Have you ever noticed that time seems to fly by when you’re doing something you love? Because independent workers can choose their work, there’s a much greater opportunity for them to follow their passions rather than doing boring or repetitive jobs. Here are some other benefits of independent work:

  • Demand for independent workers (especially skilled workers) is growing
  • Work from anywhere
  • Technology is making it easier to find independent work
  • Create your own niche job that makes the most of your talents
  • Schedule your work around your life, instead of the other way round
  • Maintain a healthy work-life balance
  • Find more time for family, friends and hobbies
“Certainly, there is a lot of flexibility which is a huge benefit.

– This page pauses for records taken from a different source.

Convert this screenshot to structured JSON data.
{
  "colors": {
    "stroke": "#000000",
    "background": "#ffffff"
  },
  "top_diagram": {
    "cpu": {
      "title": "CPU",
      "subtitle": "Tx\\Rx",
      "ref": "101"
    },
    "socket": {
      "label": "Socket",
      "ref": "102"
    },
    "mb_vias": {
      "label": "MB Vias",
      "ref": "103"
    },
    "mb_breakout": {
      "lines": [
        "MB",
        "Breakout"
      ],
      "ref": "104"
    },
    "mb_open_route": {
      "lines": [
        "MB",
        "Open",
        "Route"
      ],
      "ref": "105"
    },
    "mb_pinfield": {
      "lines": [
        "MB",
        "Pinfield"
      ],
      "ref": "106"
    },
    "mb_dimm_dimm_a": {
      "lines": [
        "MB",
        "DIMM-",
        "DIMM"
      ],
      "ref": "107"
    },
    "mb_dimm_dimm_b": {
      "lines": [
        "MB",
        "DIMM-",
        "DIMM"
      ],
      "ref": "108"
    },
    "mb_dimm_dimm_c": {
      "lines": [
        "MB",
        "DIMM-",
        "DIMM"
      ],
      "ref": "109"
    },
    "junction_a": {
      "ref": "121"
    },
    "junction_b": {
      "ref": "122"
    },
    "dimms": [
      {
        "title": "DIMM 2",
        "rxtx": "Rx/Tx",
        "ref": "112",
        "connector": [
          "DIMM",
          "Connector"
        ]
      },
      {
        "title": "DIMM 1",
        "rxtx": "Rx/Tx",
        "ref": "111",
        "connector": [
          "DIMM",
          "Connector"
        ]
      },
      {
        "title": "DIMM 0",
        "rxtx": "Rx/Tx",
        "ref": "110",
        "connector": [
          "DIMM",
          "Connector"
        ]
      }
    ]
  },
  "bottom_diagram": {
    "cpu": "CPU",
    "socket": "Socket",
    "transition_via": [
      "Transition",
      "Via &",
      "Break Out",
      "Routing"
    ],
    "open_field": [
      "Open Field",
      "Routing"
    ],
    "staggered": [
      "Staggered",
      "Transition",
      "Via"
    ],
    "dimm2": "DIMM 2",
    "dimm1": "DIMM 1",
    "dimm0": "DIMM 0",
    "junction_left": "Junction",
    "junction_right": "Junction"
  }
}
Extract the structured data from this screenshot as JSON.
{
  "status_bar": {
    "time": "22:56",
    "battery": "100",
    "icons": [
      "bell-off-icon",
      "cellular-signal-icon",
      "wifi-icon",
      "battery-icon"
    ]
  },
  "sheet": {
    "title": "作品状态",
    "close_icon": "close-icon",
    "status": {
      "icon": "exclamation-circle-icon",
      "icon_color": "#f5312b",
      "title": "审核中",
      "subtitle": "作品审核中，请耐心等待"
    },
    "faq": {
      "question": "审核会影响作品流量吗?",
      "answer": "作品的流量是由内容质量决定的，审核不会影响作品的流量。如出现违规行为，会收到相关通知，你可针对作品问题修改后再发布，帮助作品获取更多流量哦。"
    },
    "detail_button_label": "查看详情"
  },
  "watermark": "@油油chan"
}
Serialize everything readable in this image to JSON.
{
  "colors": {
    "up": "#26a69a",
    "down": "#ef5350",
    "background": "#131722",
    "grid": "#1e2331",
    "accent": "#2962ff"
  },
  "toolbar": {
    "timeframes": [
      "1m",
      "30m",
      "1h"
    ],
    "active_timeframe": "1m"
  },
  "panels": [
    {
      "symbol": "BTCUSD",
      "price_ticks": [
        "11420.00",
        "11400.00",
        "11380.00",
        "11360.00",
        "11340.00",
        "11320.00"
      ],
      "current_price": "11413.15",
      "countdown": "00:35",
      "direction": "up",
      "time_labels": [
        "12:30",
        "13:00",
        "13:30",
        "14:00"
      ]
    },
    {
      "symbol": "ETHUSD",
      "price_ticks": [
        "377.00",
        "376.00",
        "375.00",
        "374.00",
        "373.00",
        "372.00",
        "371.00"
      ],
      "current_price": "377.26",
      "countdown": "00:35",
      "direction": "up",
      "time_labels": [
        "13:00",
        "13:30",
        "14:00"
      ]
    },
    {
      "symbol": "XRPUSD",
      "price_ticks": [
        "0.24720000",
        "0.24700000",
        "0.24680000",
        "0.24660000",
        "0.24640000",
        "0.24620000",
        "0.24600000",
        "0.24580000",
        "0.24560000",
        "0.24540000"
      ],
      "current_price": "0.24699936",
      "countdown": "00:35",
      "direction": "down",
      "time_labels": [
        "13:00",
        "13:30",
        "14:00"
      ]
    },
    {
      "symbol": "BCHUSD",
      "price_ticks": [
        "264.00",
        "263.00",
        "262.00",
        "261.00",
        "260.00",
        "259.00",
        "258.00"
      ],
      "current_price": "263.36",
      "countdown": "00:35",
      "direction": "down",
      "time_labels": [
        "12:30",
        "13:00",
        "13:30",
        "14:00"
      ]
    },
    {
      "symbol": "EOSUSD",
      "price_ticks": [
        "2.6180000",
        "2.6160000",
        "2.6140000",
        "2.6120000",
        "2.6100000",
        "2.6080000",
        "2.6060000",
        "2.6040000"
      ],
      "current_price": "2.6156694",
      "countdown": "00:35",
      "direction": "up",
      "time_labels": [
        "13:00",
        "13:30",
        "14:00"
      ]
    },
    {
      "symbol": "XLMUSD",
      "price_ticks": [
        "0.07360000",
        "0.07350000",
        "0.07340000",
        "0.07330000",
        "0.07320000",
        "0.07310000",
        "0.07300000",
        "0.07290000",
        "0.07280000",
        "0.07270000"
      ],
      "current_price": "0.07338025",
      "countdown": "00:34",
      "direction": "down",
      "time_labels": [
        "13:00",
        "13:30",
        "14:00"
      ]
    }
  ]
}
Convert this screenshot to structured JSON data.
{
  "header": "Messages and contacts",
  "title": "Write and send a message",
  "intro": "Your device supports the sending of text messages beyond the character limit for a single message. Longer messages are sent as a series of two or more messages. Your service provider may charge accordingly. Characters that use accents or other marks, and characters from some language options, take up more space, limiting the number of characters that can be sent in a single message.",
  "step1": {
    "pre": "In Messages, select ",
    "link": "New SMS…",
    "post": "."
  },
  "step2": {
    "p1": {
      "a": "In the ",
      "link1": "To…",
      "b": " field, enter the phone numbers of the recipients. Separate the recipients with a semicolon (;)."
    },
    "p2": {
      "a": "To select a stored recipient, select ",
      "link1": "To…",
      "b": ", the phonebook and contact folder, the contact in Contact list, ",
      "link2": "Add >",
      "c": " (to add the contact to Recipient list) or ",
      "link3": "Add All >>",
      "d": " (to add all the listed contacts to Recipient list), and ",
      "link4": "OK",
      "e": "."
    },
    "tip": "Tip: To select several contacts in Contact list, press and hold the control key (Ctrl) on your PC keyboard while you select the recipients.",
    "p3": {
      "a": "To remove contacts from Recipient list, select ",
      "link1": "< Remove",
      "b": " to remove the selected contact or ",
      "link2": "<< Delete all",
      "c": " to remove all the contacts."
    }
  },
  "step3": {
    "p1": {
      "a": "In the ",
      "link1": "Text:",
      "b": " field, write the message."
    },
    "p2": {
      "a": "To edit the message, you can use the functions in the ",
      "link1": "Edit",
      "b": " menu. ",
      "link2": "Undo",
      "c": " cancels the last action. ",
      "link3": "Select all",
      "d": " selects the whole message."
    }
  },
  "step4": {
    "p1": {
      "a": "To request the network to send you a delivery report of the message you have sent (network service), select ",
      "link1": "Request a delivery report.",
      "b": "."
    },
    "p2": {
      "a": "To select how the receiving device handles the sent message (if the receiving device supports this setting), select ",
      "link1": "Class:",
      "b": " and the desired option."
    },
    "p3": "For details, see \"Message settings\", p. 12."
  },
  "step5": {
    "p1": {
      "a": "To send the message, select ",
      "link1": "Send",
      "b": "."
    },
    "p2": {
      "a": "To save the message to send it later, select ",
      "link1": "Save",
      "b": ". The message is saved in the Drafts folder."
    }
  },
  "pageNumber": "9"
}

Also knowing that the time you put in is the time you choose to put in is a pretty good feeling.”

Given the increased awareness of the negative effects of stress, is it any wonder that more and more people are choosing to leave “traditional” jobs?

So what’s the takeaway?

Legislation governing 8-hour workdays first emerged because of long hours in harsh factory and manufacturing jobs. As factory jobs become less common, and with the rise in white-collar jobs, working hours have risen once again.

Several studies have shown that shorter work weeks lead to greater productivity and happier employees.

Job-hopping has become an accepted part of the working world, especially for younger employees, and these employees are also the most likely to engage in independent work. For employers, independent workers help increase flexibility and agility. For workers, gig work offers greater work-life balance and a chance to do work that they love.